I confess, I love setting goals. It grounds and focuses me — and lets me know if I’m winning. It’s the difference between practicing a golf swing without a ball or without a hole.

Imagine if TopGolf didn’t have targets or if a driving range didn’t have markers indicating distance. We all like and need to have an objective to know if the effort is worth it.

In church communication today, many churches have no goals. They don’t know what they’re attempting to achieve, and in their busyness, they’re discouraged because they have no idea if they’re winning.

Want to feel like a winner in communication? Here are three tips for establishing comm goals that are reasonable, achievable, and effective. Once you follow them, you’ll start winning:

1. Benchmark.

Decide what your measurement is. For each aspect/channel/event (attendance, social media, website, groups, etc.), decide what is important to analyze. Which is best?

Often you just have to decide what’s important to your leadership or what directly corresponds to mission wins. But, CLEARLY decide what the rules are and what metrics to follow.

For example, digital attendance? Perhaps it’s the combined viewers on your webpage and YouTube who watched for five-plus minutes during the first three days after posting/streaming. Yes, be that specific and make sure it’s measurable.

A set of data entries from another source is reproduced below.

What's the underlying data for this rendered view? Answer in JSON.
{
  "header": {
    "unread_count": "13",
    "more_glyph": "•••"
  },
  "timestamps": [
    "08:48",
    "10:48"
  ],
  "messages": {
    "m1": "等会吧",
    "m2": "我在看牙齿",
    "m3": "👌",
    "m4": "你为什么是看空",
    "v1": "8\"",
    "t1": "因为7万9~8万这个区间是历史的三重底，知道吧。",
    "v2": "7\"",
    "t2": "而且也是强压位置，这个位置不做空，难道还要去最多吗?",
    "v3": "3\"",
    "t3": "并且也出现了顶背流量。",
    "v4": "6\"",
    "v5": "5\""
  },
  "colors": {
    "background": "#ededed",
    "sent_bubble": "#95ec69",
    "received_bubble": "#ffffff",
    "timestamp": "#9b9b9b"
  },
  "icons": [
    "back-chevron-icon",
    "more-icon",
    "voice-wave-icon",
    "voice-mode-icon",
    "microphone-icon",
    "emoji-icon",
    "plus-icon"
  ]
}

Want to measure engagement for social media? You must first know what that means. Perhaps it’s based on the number of post comments or it could be the amount of likes. Just decide. And sure, you may find that you need to tweak your benchmark descriptions as you progress. But if someone asks what success looks like? You’ll know what you’re measuring.

2. Compare.

Everyone likes to feel successful. The human spirit tends to do that by comparing your achievements to another’s: “My golf drive is farther than everyone else in my foursome!” Or, “My ball is closer to the hole than everyone else's.”

In church communication, comparisons to other churches (who have different benchmarks, goals, challenges, and audiences) prove to be discouraging. Instead, compare yourself mainly to yourself; to a track record you’ve established.

Perhaps it would be wise to compare metrics to similar time frames in the past. For example: Our social media sharing on edited sermon video snippets is up 20% when posting on Thursdays at 10 a.m. instead of Mondays at 10 a.m. Or attendance in June this year to last June.

Why does self-comparison work? Because you’ll understand the variables better and the goal is to get better.

3. Check.

Someone (a communication person) needs to have an approved, written grid of benchmarks they are checking regularly, with an area that describes variables and (controlled/uncontrolled) situations that affected the metrics.

This is the only way to know you’re winning! It’s also the easiest way to unify the entire leadership team for what they’re trying to achieve.

If, along the way, your benchmarks and goals aren’t achievable; discuss this with leadership and adjust the plan. As a communication professional, it’s your duty to report these numbers and keep everyone focused on the prize.